Editorial do Estadão: Os ventos do atraso
Os autores da ação tomam a História sob a pior perspectiva possível, a de um revisionismo contaminado pela revanche
O Sindicato dos Arquitetos e Urbanistas do Paraná ajuizou ação civil pública contra a União na Justiça Federal para que as fotografias dos ex-presidentes que governaram o País no período da ditadura militar (1964-1985) sejam retiradas da galeria de ex-presidentes no Palácio do Planalto. A ação foi distribuída para o juiz federal Marcus Holz, da 3.ª Vara Federal de Curitiba.
A ação civil pública, que também é subscrita pelo Centro Acadêmico Hugo Simas – da Faculdade de Direito da UFPR – e pelo Sindicato dos Servidores do Magistério Municipal de Curitiba, fundamenta-se na Resolução n.º 4 de 2013, por meio da qual o Congresso Nacional declarou a nulidade de sua sessão de 2 de abril de 1964.
Foi durante aquela sessão histórica que se declarou que o presidente João Goulart havia deixado vago o cargo de presidente da República. Assumiu a Presidência, então, o seu sucessor constitucional, o então presidente da Câmara dos Deputados, Ranieri Mazzilli.
“Na presente ação civil pública se pretende demonstrar que a presença dos retratos destacados distorce a história. Distorce a memória nacional. Nos faz crer que os militares ocuparam legitimamente o cargo de Presidente”, dizem os autores na petição inicial.
Evidentemente, o prosseguimento da ação civil pública não resiste ao mais primário escrutínio. Por sua pífia fundamentação jurídica, não deverá passar pelo crivo da primeira instância.
Ao propor o Projeto de Resolução, em novembro de 2013, o então senador Pedro Simon (PMDB-RS) visava apenas à “reconstituição da história”, um reconhecimento oficial de que não havia razões constitucionais para se apear o presidente João Goulart do poder em abril de 1964. Não se pretendia a impugnação de todos os atos do Congresso que se sucederam à sessão anulada, o que seria um total desvario.
Pois é exatamente isso que agora propõem os autores da ação civil pública no Paraná ao requerer o reconhecimento da “ilegitimidade” dos ex-presidentes Ranieri Mazzilli, Humberto de Alencar Castello Branco, Arthur da Costa e Silva, Emílio Garrastazu Médici, Ernesto Geisel e João Baptista de Oliveira Figueiredo.
Os autores da ação tomam a História sob a pior perspectiva possível, a de um revisionismo contaminado pela revanche. Tal abordagem empobrece um país ao obnubilar o conhecimento dos fatos históricos tal como se deram e impedir que as futuras gerações tirem deles as lições que as guiarão em um saudável processo de desenvolvimento como nação.

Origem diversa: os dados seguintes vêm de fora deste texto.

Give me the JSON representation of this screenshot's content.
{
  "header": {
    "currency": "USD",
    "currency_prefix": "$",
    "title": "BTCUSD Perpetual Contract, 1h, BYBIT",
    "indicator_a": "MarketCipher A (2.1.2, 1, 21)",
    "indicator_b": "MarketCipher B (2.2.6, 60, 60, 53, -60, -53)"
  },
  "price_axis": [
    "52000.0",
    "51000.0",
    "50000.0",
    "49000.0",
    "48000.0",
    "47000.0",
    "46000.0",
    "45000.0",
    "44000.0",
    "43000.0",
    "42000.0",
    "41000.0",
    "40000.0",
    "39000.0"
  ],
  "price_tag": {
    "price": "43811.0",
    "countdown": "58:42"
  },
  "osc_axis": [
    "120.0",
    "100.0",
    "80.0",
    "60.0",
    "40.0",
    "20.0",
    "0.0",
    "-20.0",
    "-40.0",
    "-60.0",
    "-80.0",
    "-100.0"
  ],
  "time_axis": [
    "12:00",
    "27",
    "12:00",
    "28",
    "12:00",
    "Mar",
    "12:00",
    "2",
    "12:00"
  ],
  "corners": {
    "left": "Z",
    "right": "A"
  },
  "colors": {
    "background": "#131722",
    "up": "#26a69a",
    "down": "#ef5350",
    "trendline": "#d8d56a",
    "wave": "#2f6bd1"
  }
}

Baixar os retratos dos ex-presidentes que hoje figuram na galeria do Palácio do Planalto não tem o condão de apagar a memória de suas realizações, sejam elas boas ou ruins.
A violência de uma ditadura não haverá de ser reparada por uma sentença judicial. Os retratos devem permanecer onde estão como um registro de um período da nossa história que há de ser sempre lembrado pelo que tem a ensinar sobre a importância dos mais caros valores do Estado Democrático de Direito.
Sob inspiração dos mesmos ventos do atraso, a vereadora paulistana Sâmia Bomfim (PSOL) lidera uma “frente popular” que defende a troca dos nomes de logradouros públicos de São Paulo que “homenageiam figuras associadas à violação dos direitos humanos”. O primeiro projeto apresentado pela vereadora propõe a troca do nome da Rua Barão de Joatinga, na região central, por Rua Dandara de Palmares. Pedro Ramos Nogueira, o Barão de Joatinga, foi um político e fazendeiro proprietário de escravos no século 19. Dandara foi mulher de Zumbi, líder do Quilombo dos Palmares.
Em julho de 2016, o então prefeito Fernando Haddad (PT) sancionou uma lei de autoria do vereador Eliseu Gabriel (PSB-SP) que alterou o nome do Elevado Costa e Silva – o “Minhocão” – para Presidente João Goulart.
Casos assim traduzem um olhar enviesado da História, uma infeliz opção pelo obscurantismo, e não pelo conhecimento que se deve extrair de nossas mais duras experiências.